Adam’s first major public architectural commission was the Admiralty Screen in Whitehall, London, in 1759. Constructed as a central arched carriageway flanked by colonnades terminating in pedimented lodges, the screen was built to separate the street from the Admiralty complex and can be seen in figure 1 in a large-scale watercolor from our collection that is currently being researched. His outstanding talents soon gained him significant private commissions. Among the most notable are Syon House, executed for the 1st Duke of Northumberland; Kedleston Hall for Sir Nathaniel Curzon, 1st Lord Scarsdale; and Harewood House for Edwin Lascelles, 1st Baron Harewood.
Robert Adam is responsible for reinventing the 18th century neoclassical ideal.

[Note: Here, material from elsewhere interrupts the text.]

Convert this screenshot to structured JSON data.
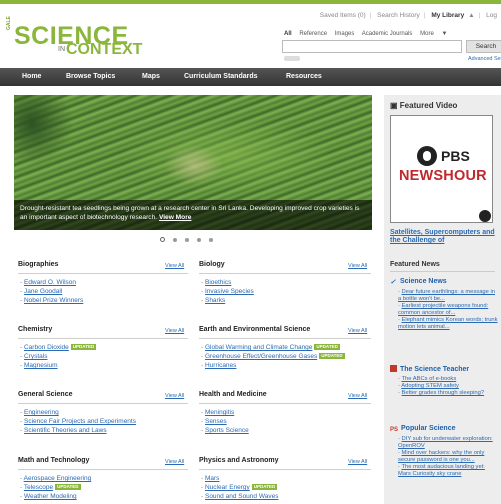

He maintained a predilection for Etruscan ornamentation, inspiring pieces such as this breakfront cabinet, and his decorative schemes combined delicate and detailed designs, and attention to color, light and space. In addition to interior and exterior architecture, Adam also designed wall furniture and decorative objects, plasterwork, metalwork, carpets, and chimneypieces. Figure 2 shows examples of a number of these types of designs by Adam for Derby House in Grosvenor Square. Adam thoughtfully considered his projects, and each object and piece of furniture was crafted to blend harmoniously into the overall design of a room.